Creo que todos somos o seremos valientes al menos una vez en nuestra vida, pero no nos daremos cuenta, ya que minimizamos los pequeños triunfos esperando una grandeza latente, anunciada y anhelada. A veces, la fortaleza llega sin aplausos ni reconocimientos, incluso sin la comprensión de la hazaña que representa hacerle frente al cobarde, a la injusticia o a los silencios. Y vamos acumulando proezas imperceptibles para nosotros mismos, pero tan valerosas como las que se escriben en la historia.
La organización International Women’s Media Foundation me nombró como una de las cinco mujeres en el mundo que representan la Valentía y el Coraje en el periodismo. Mis colegas, que trabajan en zonas de guerra en Sudán, bajo la presión del Talibán en Afganistán, desvelando corrupción gubernamental en Brasil o están en prisión por su trabajo en Azerbaiyán, son unas guerreras; y yo solo quiero aplaudirles esa fuerza y sacrificio.
Pero ¿qué hago yo ahí?, se pregunta mi impostora, si lo único y más valiente que hago todos los días es escoger ser feliz. Me cuesta. Es una decisión propia que no es sencilla, aunque uno lo haga parecer así. No es una fantasía ni un positivismo tóxico—aunque confieso que a veces peco de eso—es redescubrir que en lo complejo de la realidad siempre hay algo a lo que vale la pena aferrarse. Y yo tengo mucho en qué sostenerme: mi familia, mis cómplices, mi fe y mi periodismo. Soy una mujer muy afortunada, pero nunca me he pensado como un ejemplo de nada y, mucho menos, de valentía.

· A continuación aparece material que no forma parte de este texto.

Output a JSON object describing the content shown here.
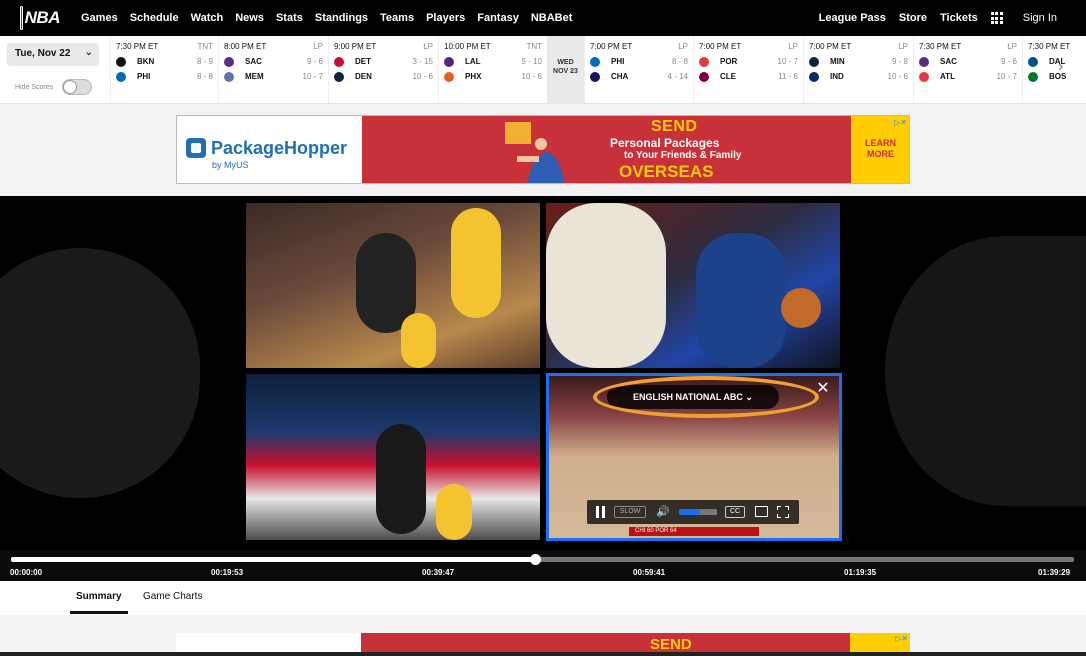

Quizá por eso, en la primera ceremonia de premiación en el elegante Club Metropolitan de Nueva York, el galardón se me resbalaba de las manos sudorosas. Estaba nerviosa y feliz. Afuera hacía un frío que calaba, pero a mí lo que me titiritaba era el corazón de la emoción. Me costó reconocerme como una mujer valiente, en medio de los muchos silencios que he ido destapando en mi camino como periodista; pero entendí el tesoro de luchas que se ha ido acumulando en mi pecho y en mi pluma con el paso del tiempo. Ser y hacer son mis actos de resistencia, de amor y de valor.
No hay valentía sin contradicción. Este 2025 es un año extraño: mi identidad latina, migrante y fronteriza se celebra desde una tarima mundial, pero cada vez más es atacada y cuestionada desde otros frentes, incluso en casa. Me entero de nuevas leyes, de ataques y estrategias, de amenazas e intimidación, de discursos incendiarios, de campañas para hacernos invisibles. Pero también percibo abrazos, sororidad y voces que se alzan en la noche y una cuantas, a plena luz del día, como esta. Resisto desde mi nombre, desde mi acento, desde la tinta de cada palabra escrita.
Nos quedan dos ceremonias más como parte del premio: una en Washington D.C. y otra en Los Ángeles, California. Serán espacios en los que jamás imaginé estar y aun no comprendo del todo el impacto. Mas estar ahí, llevar mi identidad, mi historia y voz, es rendirles homenaje a las batallas cotidianas: cruzar fronteras reales y simbólicas, y recordar que la valentía es, también, insistir en existir plenamente cuando el mundo decide tanto atacarte como aplaudirte.
Quizá la verdadera valentía es permitirnos ser celebradas mientras somos cuestionadas, alzar la voz, aunque tiemblen nuestras raíces, reconocer la plenitud de ser frontera: territorio en disputa, pero también puente, historia y, bueno, sí, mucha luz y esperanza.